Most experimental, programming, writing efforts by Duy Le '27
Abstract: Breast ultrasound studies are limited by scarce pathologist-confirmed
tumour images and variability across scanners. We introduce Tiger-SIREN, an anatomy-aware
synthesis method that repurposes a thyroid-trained U-Net front end with batch-norm
adaptation and a SIREN decoder to graft realistic lesions onto healthy breast scans.

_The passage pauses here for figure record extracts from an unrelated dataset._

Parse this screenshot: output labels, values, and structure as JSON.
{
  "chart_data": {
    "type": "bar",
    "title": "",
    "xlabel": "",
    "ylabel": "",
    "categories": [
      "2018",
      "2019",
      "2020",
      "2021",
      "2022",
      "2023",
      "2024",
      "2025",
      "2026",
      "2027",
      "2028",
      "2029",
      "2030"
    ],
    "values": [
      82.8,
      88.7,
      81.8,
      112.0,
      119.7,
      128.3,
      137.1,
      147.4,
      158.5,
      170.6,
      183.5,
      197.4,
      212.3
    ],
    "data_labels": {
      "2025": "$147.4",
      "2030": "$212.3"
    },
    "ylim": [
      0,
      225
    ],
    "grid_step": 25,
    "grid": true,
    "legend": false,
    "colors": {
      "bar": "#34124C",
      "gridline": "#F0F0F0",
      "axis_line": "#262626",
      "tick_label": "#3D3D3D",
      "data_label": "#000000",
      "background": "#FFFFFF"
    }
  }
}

Conditioning is tissue-context rather than text: a soft five-class mask (skin, fat,
glandular, muscle, retromammary) and a coarse box prompt constrain lesion placement
and preserve speckle. On healthy images from the BUS-UCLM cohort, Tiger-SIREN produces
anatomically confined edits with high structural fidelity (measured by SSIM against the
input) and tumour-to-background intensity ratios that fall within the clinical 0.5–0.7
band for most samples, while generating at ∼1 s per image on a single GPU. Because the
pipeline requires only healthy frames and no tumour labels, it offers a practical way
to bootstrap data for breast-ultrasound augmentation. Future work will (i) add automatic
BI-RADS prompt extraction and (ii) quantify downstream impact by fine-tuning a classifier
on BUSI with and without Tiger-SIREN images.